Another of the Port's energy-related users is Vecenergy, which owns 240 acres adjacent to the Port, south of the FPL tanks. In a two-phase operation, Vecenergy plans initially to install 13 250,000-barrel tanks to house diverse petroleum products, followed by an expansion to 24 tanks. Vecenergy, a division of the Vecellio Group, provides services and products to an international customer base in established and emerging markets around the world.

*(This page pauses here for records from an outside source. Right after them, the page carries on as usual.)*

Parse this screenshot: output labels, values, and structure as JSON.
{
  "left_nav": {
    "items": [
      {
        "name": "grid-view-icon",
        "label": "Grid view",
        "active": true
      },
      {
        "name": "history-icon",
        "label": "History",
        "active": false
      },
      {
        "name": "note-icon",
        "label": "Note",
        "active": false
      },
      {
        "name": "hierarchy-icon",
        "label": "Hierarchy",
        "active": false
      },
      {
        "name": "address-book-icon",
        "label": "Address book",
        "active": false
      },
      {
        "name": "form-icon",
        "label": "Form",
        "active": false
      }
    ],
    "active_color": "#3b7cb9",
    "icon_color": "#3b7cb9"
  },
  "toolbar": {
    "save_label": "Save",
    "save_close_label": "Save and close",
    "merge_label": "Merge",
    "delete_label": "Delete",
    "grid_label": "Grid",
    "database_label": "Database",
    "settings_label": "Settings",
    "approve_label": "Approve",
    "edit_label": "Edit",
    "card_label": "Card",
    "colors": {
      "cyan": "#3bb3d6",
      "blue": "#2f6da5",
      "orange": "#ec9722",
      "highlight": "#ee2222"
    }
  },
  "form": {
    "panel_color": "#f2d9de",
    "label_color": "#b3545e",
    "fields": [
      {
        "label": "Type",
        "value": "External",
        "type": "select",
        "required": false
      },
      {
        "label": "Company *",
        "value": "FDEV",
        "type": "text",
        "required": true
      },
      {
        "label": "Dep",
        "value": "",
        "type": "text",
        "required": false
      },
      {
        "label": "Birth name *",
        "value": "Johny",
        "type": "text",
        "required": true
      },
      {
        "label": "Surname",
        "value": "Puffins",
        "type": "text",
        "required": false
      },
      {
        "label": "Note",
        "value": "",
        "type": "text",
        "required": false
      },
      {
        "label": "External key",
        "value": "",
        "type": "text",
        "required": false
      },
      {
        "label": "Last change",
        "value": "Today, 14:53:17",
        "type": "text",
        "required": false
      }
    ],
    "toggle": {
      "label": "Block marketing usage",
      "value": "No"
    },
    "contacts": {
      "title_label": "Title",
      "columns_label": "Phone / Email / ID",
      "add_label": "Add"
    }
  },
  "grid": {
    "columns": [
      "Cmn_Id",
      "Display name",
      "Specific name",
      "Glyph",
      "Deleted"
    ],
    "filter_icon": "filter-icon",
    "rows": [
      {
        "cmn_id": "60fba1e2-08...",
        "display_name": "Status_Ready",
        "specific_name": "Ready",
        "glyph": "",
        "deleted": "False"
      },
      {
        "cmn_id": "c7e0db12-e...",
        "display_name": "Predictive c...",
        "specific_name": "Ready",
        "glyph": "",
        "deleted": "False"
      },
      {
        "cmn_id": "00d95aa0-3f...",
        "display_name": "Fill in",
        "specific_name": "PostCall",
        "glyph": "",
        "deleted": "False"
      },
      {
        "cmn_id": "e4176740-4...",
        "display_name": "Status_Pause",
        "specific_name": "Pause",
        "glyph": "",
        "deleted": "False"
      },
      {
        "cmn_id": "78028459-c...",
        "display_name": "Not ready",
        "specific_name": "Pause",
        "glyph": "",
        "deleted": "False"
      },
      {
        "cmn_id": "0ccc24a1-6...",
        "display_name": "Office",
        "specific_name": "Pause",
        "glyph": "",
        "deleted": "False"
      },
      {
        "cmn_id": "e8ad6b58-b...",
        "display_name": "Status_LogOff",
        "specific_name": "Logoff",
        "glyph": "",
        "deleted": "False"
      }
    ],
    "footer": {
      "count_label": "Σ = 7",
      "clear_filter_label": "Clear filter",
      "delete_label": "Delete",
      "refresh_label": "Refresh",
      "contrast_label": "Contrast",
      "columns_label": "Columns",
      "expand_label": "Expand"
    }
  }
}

In Florida, for example, Vecenergy operates a liquid asphalt terminal at the Port of Palm Beach and provides fuel additive services to major oil companies offloading petroleum products at many ports, including Port Everglades. Through a partnership with BIDA, a leading European biodiesel technology firm, Vecenergy also has entered the biodiesel production industry
Just outside of the Port boundaries, on U.S. 41, the Port Manatee Commerce Center (aka Federal Port Corporation) has 23 acres with 360,000 square feet of warehouse and office space as well as a rail siding. The company provides convenient storage for products that do not need to take up valuable waterside acreage on the Port.
The property across U.S. 41 from the Port's north entrance, once owned by HRK Holdings, LLC, is used to store shipments of salt and salt products destined for the water treatment and agriculture industries. It has also been used to store dredge material from the Port's Berth 12 expansion. It is expected that other users will be attracted to and accommodated on this property, with its proximity to the Port.
Air Products and Chemicals. In January 2014, Pennsylvania-based Air Products opened a $56.8 million, 300,000-square-foot, liquefied natural gas (LNG) heat exchanger manufacturing plant on a 32-acre site in the PDEZ, across from the south entrance to Port Manatee. Air Products is a world leader in clean energy technology. Their LNG technology and equipment compress and liquefy natural gas for consumer and industrial energy use. Once liquefied, the gas can be transported from global locations and re-gasified for energy use. So far Air Products has hired about 50 people at its PDEZ site, but as many as 250 employees are expected over four years as the first exchangers, cylinders that typically have a 15-foot diameter, stretch about 180 feet long, and weigh up to 500 tons, are manufactured for export through the Port. Eventually even larger capacity versions may be manufactured at this site.